ペール・ウェーヴスを形作る音楽と文化「ティム・バートンの映画に出てきそうと言われる」

ペール・ウェーヴス、右から2人目がヘザー・バロン・グレイシー

9月に発表されたデビュー・アルバム『マイ・マインド・メイクス・ノイジーズ』が大きな注目を集めているペール・ウェーヴス。ブレイクが期待されるUK新人バンドのルーツに迫った。

ザ・スミスやジョイ・ディヴィジョン、オアシスなど数多くの伝説的なバンドを生み出したマンチェスターから、期待のニューカマーがデビューした。

まるでティム・バートンが描く、ダーク・ファンタジーの世界から抜け出してきたようなゴス・ファッションを身にまとう、ヘザー・バロン・グレイシー( Vo、Gt)率いる男女4人組、ペール・ウェーヴス。The 1975やアリス・ウルフらを擁するレーベル、Dirty Hitからリリースされた『マイ・マインド・メイクス・ノイジーズ』は、80年代のきらびやかなシンセとポップなメロディ、それとは裏腹のダークネスが同居した意欲作だ。

先日のSUMMER SONICで初来日を果たし、新人とは思えぬ地に足のついた貫禄たっぷりのステージを見せつけた彼女たち。中でも、新たなUKロックのアイコンとして注目を集めるヘザーは、一体どんな人物なのだろう。音楽的なルーツはもちろん、影響を受けたファッションや気になるタトゥーについてなど、様々な角度から迫ってみた。
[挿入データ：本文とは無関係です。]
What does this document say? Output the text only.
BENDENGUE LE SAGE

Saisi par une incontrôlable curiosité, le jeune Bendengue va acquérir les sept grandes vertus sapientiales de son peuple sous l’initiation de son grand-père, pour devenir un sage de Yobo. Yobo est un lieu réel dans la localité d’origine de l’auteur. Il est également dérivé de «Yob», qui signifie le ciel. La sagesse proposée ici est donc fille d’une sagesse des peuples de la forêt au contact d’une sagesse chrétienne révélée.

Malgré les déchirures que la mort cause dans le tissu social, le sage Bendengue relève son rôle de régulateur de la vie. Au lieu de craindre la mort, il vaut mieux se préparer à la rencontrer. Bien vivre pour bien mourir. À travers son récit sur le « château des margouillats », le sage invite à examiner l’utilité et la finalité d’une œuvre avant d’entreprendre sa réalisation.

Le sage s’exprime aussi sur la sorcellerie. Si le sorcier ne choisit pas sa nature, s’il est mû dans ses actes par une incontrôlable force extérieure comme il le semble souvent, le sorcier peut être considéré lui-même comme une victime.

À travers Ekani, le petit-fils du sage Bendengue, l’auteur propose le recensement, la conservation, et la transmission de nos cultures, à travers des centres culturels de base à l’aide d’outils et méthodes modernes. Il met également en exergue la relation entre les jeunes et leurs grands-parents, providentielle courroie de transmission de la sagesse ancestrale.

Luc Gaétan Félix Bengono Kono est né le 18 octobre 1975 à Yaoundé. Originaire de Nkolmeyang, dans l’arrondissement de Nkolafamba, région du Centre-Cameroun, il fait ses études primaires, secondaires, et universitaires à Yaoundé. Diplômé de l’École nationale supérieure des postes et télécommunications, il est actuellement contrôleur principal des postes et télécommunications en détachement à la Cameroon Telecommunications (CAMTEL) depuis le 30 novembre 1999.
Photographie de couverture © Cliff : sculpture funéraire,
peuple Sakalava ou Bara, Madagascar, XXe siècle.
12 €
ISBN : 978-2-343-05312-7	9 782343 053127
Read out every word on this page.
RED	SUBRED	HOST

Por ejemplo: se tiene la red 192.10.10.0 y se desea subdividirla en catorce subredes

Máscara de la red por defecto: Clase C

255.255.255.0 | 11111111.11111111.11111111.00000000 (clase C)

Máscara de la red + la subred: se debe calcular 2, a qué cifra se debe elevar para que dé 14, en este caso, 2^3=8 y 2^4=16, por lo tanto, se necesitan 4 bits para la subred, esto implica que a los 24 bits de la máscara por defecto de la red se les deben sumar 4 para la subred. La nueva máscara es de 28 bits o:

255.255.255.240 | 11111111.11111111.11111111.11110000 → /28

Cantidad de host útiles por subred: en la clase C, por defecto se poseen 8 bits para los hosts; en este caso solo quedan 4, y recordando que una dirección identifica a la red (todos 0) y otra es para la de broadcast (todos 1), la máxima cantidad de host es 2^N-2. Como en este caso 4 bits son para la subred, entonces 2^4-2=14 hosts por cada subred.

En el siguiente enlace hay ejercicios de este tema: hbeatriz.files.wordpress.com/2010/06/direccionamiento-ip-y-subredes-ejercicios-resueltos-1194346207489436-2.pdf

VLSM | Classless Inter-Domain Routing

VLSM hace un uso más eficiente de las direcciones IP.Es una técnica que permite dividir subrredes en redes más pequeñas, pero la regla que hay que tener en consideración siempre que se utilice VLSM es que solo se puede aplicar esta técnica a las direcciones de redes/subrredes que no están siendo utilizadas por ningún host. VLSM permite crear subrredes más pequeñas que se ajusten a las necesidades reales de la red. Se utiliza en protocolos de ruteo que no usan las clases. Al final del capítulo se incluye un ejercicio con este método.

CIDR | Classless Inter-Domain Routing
─ペール・ウェーヴスの活動は、マンチェスターでヘザーとシアラが出会ったことから始まるんですよね?

ヘザー:そう。同じ大学に通っていたシアラ(・ドラン:Dr)と出会って1週間くらいで親友になって。それですぐに音楽を作り始めたの。今まで出会った中で、シアラほど強い絆を感じた人っていなかったんじゃないかな。彼女の好きなところは……音楽好きっていうのもあるけど、すごく地に足がついているというか。しっかりしてて、同時にユーモアのセンスもあって。自分に自信があるからなのか、彼女と出会った人はみんな魅了され、自分の秘密まで打ち明けたくなっちゃうの(笑)。もちろん、その後に出会ったヒューゴ(・シルヴァーニ:Gt)やチャーリー(・ウッド:Ba)とも、すぐ親友になったんだけど。で、その親友たちが集まって、気づいたらバンドになってた。



─マンチェスターというと、たくさんの伝説的なバンドが生まれた特別な場所という印象なんですけど、現在はどんな状況ですか?

ヘザー:今も素晴らしい街だし、ライブハウスもたくさんある。私たちはほぼ全てのライブハウスに出たんじゃないかな。ロンドンよりも小さな街だから、生活するにも便利だしね。最近、「イギリスで住みたい街」のトップ5にも選ばれてたけど、実際住みやすいと思うな。

─なるほど。そもそもヘザーさんが、音楽に目覚めたのはいつ頃だったんですか?

ヘザー:物心ついた頃から好きだったと思う。特に80’sミュージックが大好きで、フリートウッド・マックやプリンス、マドンナなんかをよく聴いてたわ。80’s以外でも、ボブ・ディランやアヴリル・ラヴィーンとかね(笑)。80’sに関しては、ずっと家の中でかかっていたから、それが自分の一部になっちゃったというか。個人的にもあの時代の音楽がベストだと思っている。それって親世代の影響がかなり大きいんじゃないかな。シアラのお母さんもザ・キュアーが大好きだし。うちの両親とも年が近いから、同じような音楽を聴いて育ったんだと思う。

─そういえばペール・ウェーヴスは、ザ・ キュアーの40周年記念コンサート(※)にも出演しましたよね。どうでした?

※今年7月にロンドンのハイドパークで開催。インターポールやライドなども出演した。

ヘザー:本当に素晴らしい経験だった。リスペクトしまくっているミュージシャンから誘ってもらえるなんて、すごく光栄なことよね。でも、あの日はライブが終わったらそのまま移動しなくちゃならなくて、メンバーに挨拶できなかったの。残念だったなあ。